Kasat Sabhara Polres Aceh Selatan menyatakan bahwa penyemprotan jalan ini dilakukan sebagai bentuk kepedulian Polri terhadap keselamatan dan kesehatan masyarakat setelah bencana. “Penyiraman dan pembersihan ini kami lakukan untuk mengurangi debu yang muncul akibat lumpur kering sisa banjir. Harapannya, masyarakat bisa beraktivitas dengan lebih nyaman dan aman,” ujarnya.

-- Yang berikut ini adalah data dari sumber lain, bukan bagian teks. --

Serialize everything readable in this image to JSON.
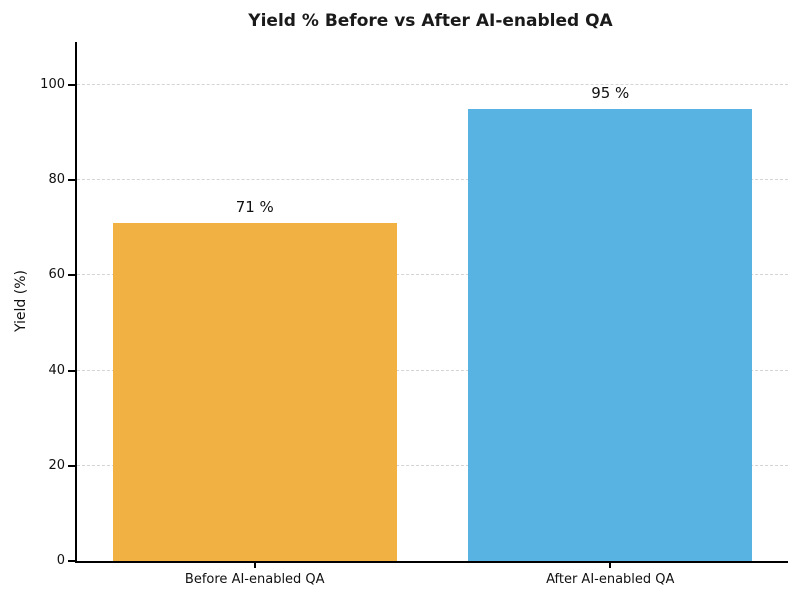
{
  "chart_data": {
    "type": "bar",
    "title": "Yield % Before vs After AI-enabled QA",
    "ylabel": "Yield (%)",
    "xlabel": "",
    "categories": [
      "Before AI-enabled QA",
      "After AI-enabled QA"
    ],
    "values": [
      71,
      95
    ],
    "value_labels": [
      "71 %",
      "95 %"
    ],
    "bar_colors": [
      "#F2B243",
      "#58B2E2"
    ],
    "ylim": [
      0,
      109
    ],
    "yticks": [
      0,
      20,
      40,
      60,
      80,
      100
    ],
    "grid": "horizontal-dashed",
    "gridline_color": "#d4d4d4",
    "legend": "none",
    "background_color": "#ffffff"
  }
}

Ia menjelaskan bahwa kegiatan ini juga merupakan tindak lanjut dari masukan petugas kesehatan Polri di Aceh Selatan. Debu pasca banjir dinilai berpotensi memicu berbagai gangguan kesehatan, terutama penyakit saluran pernapasan. “Debu yang terhirup terus-menerus bisa menimbulkan risiko penyakit, terutama yang berkaitan dengan Infeksi Saluran Pernapasan Akut atau ISPA,” tambahnya.
Polri juga mengimbau masyarakat untuk tetap waspada terhadap dampak kesehatan pasca banjir. Warga diharapkan menggunakan masker saat beraktivitas di luar rumah serta menjaga kondisi tubuh dengan mengonsumsi vitamin guna meningkatkan daya tahan tubuh.
Kegiatan penyemprotan jalan menggunakan water cannon ini akan terus dilakukan secara bertahap, menyesuaikan kondisi di lapangan. Polres Aceh Selatan memastikan kehadiran Polri tidak hanya dalam penanganan darurat bencana, tetapi juga dalam fase pemulihan untuk mendukung kesehatan dan kenyamanan masyarakat.